I now plan my week better and leave more room open in the calendar for unplanned issues and have definitely learn to prioritize, accept the good enough, and strentch some things forward in time rather than stretching my day to fit everything.

I can relate well with the transition from a "doar" to a manager. And I have seen a lot of people failing or close to failing in doing that, specially top performers who cannot be substituted or form people working for them as quickly as new demand comes in (within a fast growing business). 

At the end of the day each one has to find his/her own balance and what works for each.  For me I needed more time to be with my kids, for exercise  and for meditation.  Normal working hours for me were just not doable.  I found my way alone, but the assurance I got from the company and from my manager that my health and the well being of my family was really, indeed more important than anything else was essential to me.

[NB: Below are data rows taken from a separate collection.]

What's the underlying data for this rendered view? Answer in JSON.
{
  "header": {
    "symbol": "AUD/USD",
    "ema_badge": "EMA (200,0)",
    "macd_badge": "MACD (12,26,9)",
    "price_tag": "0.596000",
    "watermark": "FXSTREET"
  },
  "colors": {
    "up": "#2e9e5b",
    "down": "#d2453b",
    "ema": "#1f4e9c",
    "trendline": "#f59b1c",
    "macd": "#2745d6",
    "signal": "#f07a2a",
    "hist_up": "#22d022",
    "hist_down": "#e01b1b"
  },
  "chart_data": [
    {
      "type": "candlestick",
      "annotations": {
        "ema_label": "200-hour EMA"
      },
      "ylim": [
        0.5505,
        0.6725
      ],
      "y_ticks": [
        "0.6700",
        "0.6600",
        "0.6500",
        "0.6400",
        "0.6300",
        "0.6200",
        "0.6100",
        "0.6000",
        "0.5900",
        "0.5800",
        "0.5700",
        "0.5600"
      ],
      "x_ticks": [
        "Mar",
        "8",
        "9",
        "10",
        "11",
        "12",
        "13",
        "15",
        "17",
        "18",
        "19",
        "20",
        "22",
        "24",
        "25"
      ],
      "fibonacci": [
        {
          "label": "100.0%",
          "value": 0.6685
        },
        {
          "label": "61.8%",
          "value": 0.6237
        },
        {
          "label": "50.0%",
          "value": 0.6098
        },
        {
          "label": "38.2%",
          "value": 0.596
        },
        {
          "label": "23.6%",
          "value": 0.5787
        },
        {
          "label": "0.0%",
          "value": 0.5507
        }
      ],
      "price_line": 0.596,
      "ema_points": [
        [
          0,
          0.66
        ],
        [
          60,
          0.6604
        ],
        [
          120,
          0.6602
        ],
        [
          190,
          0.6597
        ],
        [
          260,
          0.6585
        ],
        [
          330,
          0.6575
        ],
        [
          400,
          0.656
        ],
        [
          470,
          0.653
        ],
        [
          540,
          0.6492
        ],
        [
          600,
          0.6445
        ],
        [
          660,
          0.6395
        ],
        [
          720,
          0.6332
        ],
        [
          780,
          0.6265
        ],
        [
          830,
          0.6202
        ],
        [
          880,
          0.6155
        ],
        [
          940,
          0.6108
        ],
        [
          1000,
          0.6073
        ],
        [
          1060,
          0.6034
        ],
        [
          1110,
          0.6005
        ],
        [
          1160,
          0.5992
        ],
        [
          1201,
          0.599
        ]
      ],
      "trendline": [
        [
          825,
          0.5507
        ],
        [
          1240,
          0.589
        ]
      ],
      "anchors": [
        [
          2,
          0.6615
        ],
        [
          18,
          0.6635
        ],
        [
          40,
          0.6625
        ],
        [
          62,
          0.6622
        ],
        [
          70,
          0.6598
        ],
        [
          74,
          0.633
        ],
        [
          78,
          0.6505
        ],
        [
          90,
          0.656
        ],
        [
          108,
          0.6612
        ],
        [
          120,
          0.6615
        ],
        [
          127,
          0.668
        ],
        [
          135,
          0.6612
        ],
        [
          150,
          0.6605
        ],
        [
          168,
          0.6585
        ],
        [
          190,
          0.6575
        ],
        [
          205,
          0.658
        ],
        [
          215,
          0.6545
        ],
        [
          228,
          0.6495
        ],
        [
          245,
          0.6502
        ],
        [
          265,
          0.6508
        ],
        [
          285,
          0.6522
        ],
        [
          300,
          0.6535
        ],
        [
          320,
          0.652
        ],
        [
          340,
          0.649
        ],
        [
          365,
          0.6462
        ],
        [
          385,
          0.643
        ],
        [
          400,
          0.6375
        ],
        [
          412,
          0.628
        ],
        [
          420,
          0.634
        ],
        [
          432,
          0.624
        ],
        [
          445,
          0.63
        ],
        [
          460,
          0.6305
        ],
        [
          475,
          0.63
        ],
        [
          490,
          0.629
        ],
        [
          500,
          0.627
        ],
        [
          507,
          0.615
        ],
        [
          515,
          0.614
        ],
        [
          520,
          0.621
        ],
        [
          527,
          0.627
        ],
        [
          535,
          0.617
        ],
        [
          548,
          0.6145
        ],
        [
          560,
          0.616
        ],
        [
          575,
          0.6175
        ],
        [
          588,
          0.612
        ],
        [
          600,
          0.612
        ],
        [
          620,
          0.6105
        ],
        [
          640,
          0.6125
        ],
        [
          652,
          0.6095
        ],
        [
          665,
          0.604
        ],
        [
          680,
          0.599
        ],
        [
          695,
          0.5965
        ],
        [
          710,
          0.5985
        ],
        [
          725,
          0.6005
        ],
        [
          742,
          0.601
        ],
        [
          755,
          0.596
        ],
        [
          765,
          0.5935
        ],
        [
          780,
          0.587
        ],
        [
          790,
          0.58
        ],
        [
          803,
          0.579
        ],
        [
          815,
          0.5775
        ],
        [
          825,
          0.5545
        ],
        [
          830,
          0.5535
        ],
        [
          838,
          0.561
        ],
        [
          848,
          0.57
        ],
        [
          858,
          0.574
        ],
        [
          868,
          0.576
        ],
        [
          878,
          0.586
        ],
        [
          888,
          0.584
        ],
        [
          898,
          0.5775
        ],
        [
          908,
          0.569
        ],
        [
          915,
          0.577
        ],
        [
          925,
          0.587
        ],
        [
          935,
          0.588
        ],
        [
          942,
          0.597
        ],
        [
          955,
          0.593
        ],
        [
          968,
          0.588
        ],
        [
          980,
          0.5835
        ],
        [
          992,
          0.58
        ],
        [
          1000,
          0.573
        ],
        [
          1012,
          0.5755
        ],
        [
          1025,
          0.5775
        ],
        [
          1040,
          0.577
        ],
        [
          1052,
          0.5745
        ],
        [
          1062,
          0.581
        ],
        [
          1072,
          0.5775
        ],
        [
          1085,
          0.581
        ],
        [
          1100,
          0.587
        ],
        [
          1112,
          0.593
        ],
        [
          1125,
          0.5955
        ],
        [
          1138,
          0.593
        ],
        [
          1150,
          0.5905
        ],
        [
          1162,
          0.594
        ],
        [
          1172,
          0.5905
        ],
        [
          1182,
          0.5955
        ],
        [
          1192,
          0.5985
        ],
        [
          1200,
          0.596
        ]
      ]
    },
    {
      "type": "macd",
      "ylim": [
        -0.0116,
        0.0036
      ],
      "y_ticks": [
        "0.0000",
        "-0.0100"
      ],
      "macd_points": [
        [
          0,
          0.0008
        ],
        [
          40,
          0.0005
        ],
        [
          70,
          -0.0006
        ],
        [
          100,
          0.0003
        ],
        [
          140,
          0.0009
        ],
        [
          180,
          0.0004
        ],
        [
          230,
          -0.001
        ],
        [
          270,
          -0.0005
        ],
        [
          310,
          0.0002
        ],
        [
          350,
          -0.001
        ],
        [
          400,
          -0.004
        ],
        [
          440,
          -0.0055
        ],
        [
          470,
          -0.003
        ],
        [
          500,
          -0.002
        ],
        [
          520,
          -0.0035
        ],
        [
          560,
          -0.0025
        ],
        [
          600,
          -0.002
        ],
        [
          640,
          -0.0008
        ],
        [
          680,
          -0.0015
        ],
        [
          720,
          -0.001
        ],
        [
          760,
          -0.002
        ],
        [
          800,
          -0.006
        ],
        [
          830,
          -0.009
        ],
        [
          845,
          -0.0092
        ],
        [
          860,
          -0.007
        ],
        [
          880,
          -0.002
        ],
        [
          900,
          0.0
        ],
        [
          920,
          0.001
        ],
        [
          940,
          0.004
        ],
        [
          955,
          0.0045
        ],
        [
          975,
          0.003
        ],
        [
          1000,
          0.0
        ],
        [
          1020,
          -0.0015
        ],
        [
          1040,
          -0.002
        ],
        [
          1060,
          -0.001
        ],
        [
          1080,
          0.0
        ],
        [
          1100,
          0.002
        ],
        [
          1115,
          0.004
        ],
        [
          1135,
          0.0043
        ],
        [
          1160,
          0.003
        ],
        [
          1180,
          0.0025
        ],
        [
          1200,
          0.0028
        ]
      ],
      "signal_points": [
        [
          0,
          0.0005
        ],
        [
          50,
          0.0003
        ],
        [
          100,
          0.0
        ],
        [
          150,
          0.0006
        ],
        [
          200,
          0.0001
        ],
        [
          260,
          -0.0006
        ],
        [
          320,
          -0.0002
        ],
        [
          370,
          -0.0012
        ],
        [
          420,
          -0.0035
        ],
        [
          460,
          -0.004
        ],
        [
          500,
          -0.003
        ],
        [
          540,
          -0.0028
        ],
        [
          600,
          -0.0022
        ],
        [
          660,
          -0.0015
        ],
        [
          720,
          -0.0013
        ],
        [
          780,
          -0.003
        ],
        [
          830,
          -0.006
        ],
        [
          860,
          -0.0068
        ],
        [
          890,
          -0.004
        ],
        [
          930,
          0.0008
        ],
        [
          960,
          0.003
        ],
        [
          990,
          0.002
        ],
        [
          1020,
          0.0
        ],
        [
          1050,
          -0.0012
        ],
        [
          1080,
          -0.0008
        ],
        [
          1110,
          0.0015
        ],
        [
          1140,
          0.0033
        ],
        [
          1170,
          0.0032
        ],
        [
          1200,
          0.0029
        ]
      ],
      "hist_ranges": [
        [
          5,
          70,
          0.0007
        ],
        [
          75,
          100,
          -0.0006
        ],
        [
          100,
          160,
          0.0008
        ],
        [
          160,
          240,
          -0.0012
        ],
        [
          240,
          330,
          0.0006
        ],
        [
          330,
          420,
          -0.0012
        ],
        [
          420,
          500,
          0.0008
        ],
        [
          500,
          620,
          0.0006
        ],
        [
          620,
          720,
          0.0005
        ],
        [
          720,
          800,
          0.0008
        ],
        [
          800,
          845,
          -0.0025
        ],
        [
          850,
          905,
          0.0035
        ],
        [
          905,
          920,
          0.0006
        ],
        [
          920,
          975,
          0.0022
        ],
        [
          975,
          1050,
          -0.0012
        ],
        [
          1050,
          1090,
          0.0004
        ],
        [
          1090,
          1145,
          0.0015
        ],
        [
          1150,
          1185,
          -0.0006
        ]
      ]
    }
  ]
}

I do agree that help from the manager in planning and setting people's responsibility well and making them accountable is crucial.  The worst thing is not to demand work from a once high achiever who is failing, because the high achiever know he/she is failing and is actually demanding more from himself than anybody ever will.  Positive feedback on accomplishes being done is also very important.  Because when you are stressed out you cannot see things clearly anymore, suddenly everything even the things you maybe doing well seem to be bad.

I got a significant pay cut by the way and couldn't be happier with the money I am not receiving!